With an emphasis on the mental details and finer points of pass rushing, Boateng even selects player captains from the small group of athletes present to motivate and encourage the others. He has simply been blown away by the results.

“Honestly, I was greatly impressed, because this year’s camp and the drills were a lot harder than last year,” Boateng said. “I’m sure you got clips of me huffing and puffing and sweating. It was probably more of a workout for me at some points.”

Players came from as far away as Windsor to soak up knowledge from the Ghanaian-born pass rusher who went from fifth-round CFL Draft pick to one of the league’s premiere ratio-breakers, but soon it will be Boateng who will be traveling.

For the first time, the Sacks For Racks’ camp tour is going to take place in multiple provinces, with events scheduled for March 26 in Calgary and March 27 in Edmonton — where Boateng first launched the project while starring with the Elks. Registration is limited with just 14 spots available, the three-hour training session costs $200.

Boateng left Alberta rather unceremoniously in free agency, but he is still going out of his way to give back to the local community.
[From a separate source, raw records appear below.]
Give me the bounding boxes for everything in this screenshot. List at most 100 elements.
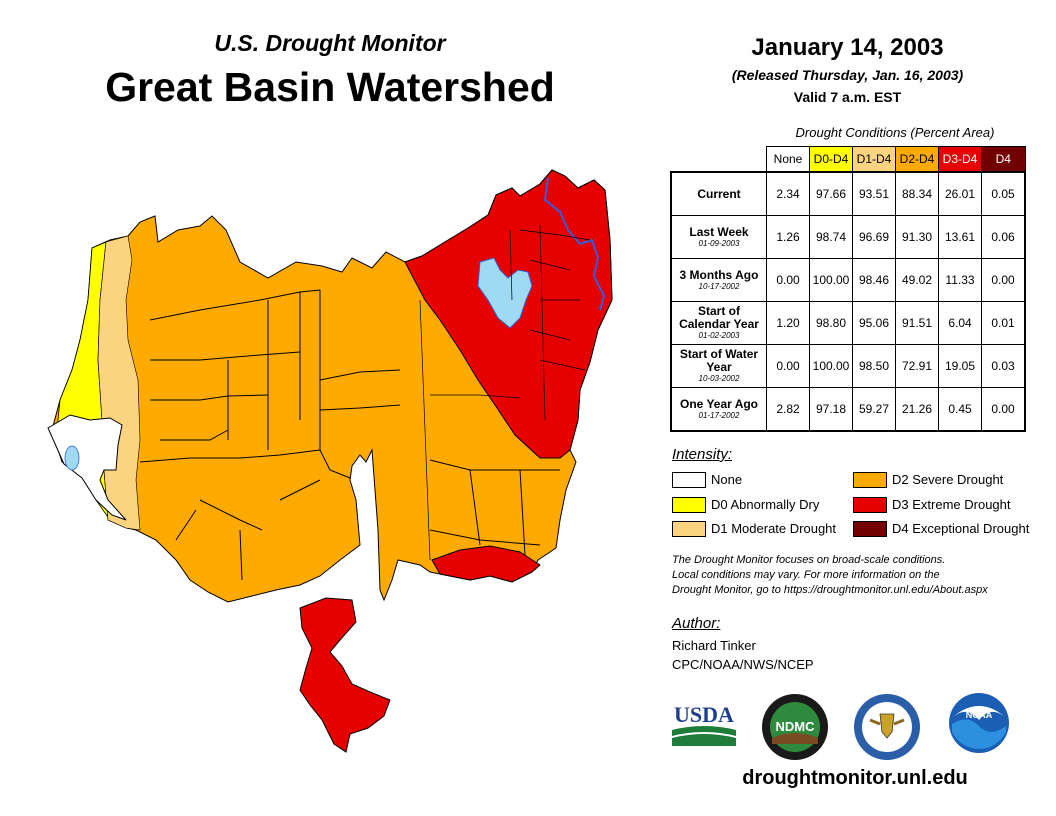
note-line: The Drought Monitor focuses on broad-sca… xyxy=(672,554,946,566)
row-label: 3 Months Ago 10-17-2002 xyxy=(670,258,767,302)
legend-swatch xyxy=(853,497,887,513)
table-cell: 1.26 xyxy=(766,215,810,259)
table-cell: 19.05 xyxy=(938,344,982,388)
legend-title: Intensity: xyxy=(672,446,733,463)
usda-logo-icon: USDA xyxy=(672,702,736,746)
row-label: Current xyxy=(670,171,767,216)
legend-swatch xyxy=(853,472,887,488)
table-cell: 13.61 xyxy=(938,215,982,259)
table-cell: 0.01 xyxy=(981,301,1026,345)
table-cell: 93.51 xyxy=(852,171,896,216)
row-label-text: Start of Water Year xyxy=(679,347,759,374)
lake-icon xyxy=(64,445,80,471)
row-label-text: Current xyxy=(697,186,741,201)
table-cell: 98.46 xyxy=(852,258,896,302)
legend-label: D3 Extreme Drought xyxy=(892,497,1011,512)
row-date: 01-17-2002 xyxy=(698,410,740,420)
website-link[interactable]: droughtmonitor.unl.edu xyxy=(742,767,968,789)
map-subtitle: U.S. Drought Monitor xyxy=(214,30,446,56)
legend-swatch xyxy=(672,472,706,488)
row-date: 10-17-2002 xyxy=(698,281,740,291)
legend-label: D1 Moderate Drought xyxy=(711,521,837,536)
ndmc-logo-icon: NDMC xyxy=(762,694,828,760)
row-label-text: 3 Months Ago xyxy=(679,267,759,282)
table-cell: 6.04 xyxy=(938,301,982,345)
table-cell: 2.82 xyxy=(766,387,810,432)
basin-boundaries xyxy=(139,289,560,581)
column-header-d3-d4: D3-D4 xyxy=(938,146,982,173)
table-cell: 97.18 xyxy=(809,387,853,432)
table-cell: 98.50 xyxy=(852,344,896,388)
legend-swatch xyxy=(672,497,706,513)
note-line: Local conditions may vary. For more info… xyxy=(672,569,940,581)
row-date: 10-03-2002 xyxy=(698,374,740,383)
drought-conditions-table: None D0-D4 D1-D4 D2-D4 D3-D4 D4 Current 2… xyxy=(670,146,1026,432)
table-cell: 0.00 xyxy=(766,258,810,302)
table-cell: 1.20 xyxy=(766,301,810,345)
note-line: Drought Monitor, go to https://droughtmo… xyxy=(672,584,988,596)
row-date: 01-09-2003 xyxy=(698,238,740,248)
row-label: Start of Water Year 10-03-2002 xyxy=(670,344,767,388)
table-cell: 97.66 xyxy=(809,171,853,216)
table-cell: 0.00 xyxy=(981,258,1026,302)
table-cell: 91.51 xyxy=(895,301,939,345)
noaa-logo-text: NOAA xyxy=(966,710,993,720)
table-caption: Drought Conditions (Percent Area) xyxy=(795,125,995,140)
map-title: Great Basin Watershed xyxy=(105,64,555,110)
table-row: Current 2.34 97.66 93.51 88.34 26.01 0.05 xyxy=(670,171,1026,216)
usda-logo-text: USDA xyxy=(674,702,734,727)
table-cell: 59.27 xyxy=(852,387,896,432)
none-region xyxy=(47,414,127,521)
table-header-row: None D0-D4 D1-D4 D2-D4 D3-D4 D4 xyxy=(671,146,1026,173)
column-header-d2-d4: D2-D4 xyxy=(895,146,939,173)
table-row: One Year Ago 01-17-2002 2.82 97.18 59.27 21.2… xyxy=(670,387,1026,432)
table-cell: 88.34 xyxy=(895,171,939,216)
table-cell: 11.33 xyxy=(938,258,982,302)
legend-swatch xyxy=(853,521,887,537)
row-label-text: Start of Calendar Year xyxy=(679,304,759,331)
row-date: 01-02-2003 xyxy=(698,331,740,340)
table-cell: 49.02 xyxy=(895,258,939,302)
commerce-seal-icon xyxy=(854,694,920,760)
table-cell: 0.03 xyxy=(981,344,1026,388)
legend-label: None xyxy=(711,472,743,487)
table-cell: 98.74 xyxy=(809,215,853,259)
table-row: Start of Calendar Year 01-02-2003 1.20 98.8… xyxy=(670,301,1026,345)
table-row: Start of Water Year 10-03-2002 0.00 100.00 9… xyxy=(670,344,1026,388)
table-cell: 0.45 xyxy=(938,387,982,432)
map-date: January 14, 2003 xyxy=(751,34,944,61)
author-org: CPC/NOAA/NWS/NCEP xyxy=(672,657,814,672)
table-cell: 98.80 xyxy=(809,301,853,345)
table-row: Last Week 01-09-2003 1.26 98.74 96.69 91.30 13… xyxy=(670,215,1026,259)
row-label: One Year Ago 01-17-2002 xyxy=(670,387,767,432)
table-cell: 0.00 xyxy=(766,344,810,388)
column-header-none: None xyxy=(766,146,810,173)
table-cell: 26.01 xyxy=(938,171,982,216)
ndmc-logo-text: NDMC xyxy=(776,719,816,734)
author-name: Richard Tinker xyxy=(672,638,756,653)
lake-icon xyxy=(477,257,533,329)
noaa-logo-icon: NOAA xyxy=(949,693,1009,753)
row-label-text: Last Week xyxy=(689,224,749,239)
row-label-text: One Year Ago xyxy=(679,396,759,411)
table-cell: 100.00 xyxy=(809,344,853,388)
legend-label: D0 Abnormally Dry xyxy=(711,497,820,512)
column-header-d1-d4: D1-D4 xyxy=(852,146,896,173)
table-cell: 2.34 xyxy=(766,171,810,216)
river-icon xyxy=(543,177,606,311)
d3-region-southwest xyxy=(299,597,391,753)
table-cell: 96.69 xyxy=(852,215,896,259)
release-date: (Released Thursday, Jan. 16, 2003) xyxy=(731,67,964,83)
table-row: 3 Months Ago 10-17-2002 0.00 100.00 98.46 49.… xyxy=(670,258,1026,302)
legend-label: D4 Exceptional Drought xyxy=(892,521,1030,536)
legend-swatch xyxy=(672,521,706,537)
row-label: Last Week 01-09-2003 xyxy=(670,215,767,259)
table-cell: 95.06 xyxy=(852,301,896,345)
row-label: Start of Calendar Year 01-02-2003 xyxy=(670,301,767,345)
table-cell: 0.06 xyxy=(981,215,1026,259)
d3-sub-boundaries xyxy=(419,224,591,561)
table-cell: 91.30 xyxy=(895,215,939,259)
table-corner xyxy=(671,147,767,173)
column-header-d0-d4: D0-D4 xyxy=(809,146,853,173)
legend-label: D2 Severe Drought xyxy=(892,472,1004,487)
Pro football can be messy at times, but for high school kids, it is as pure as it comes.

“I love being out here with these athletes because I can see that they are passionate about it,” Boateng said. “As much as I’m passionate about the game, these are younger kids that haven’t seen the business aspect of the game. They’re still young and innocent in that sense. Just seeing them, seeing their eyes, seeing their focus, that’s why I’m here.”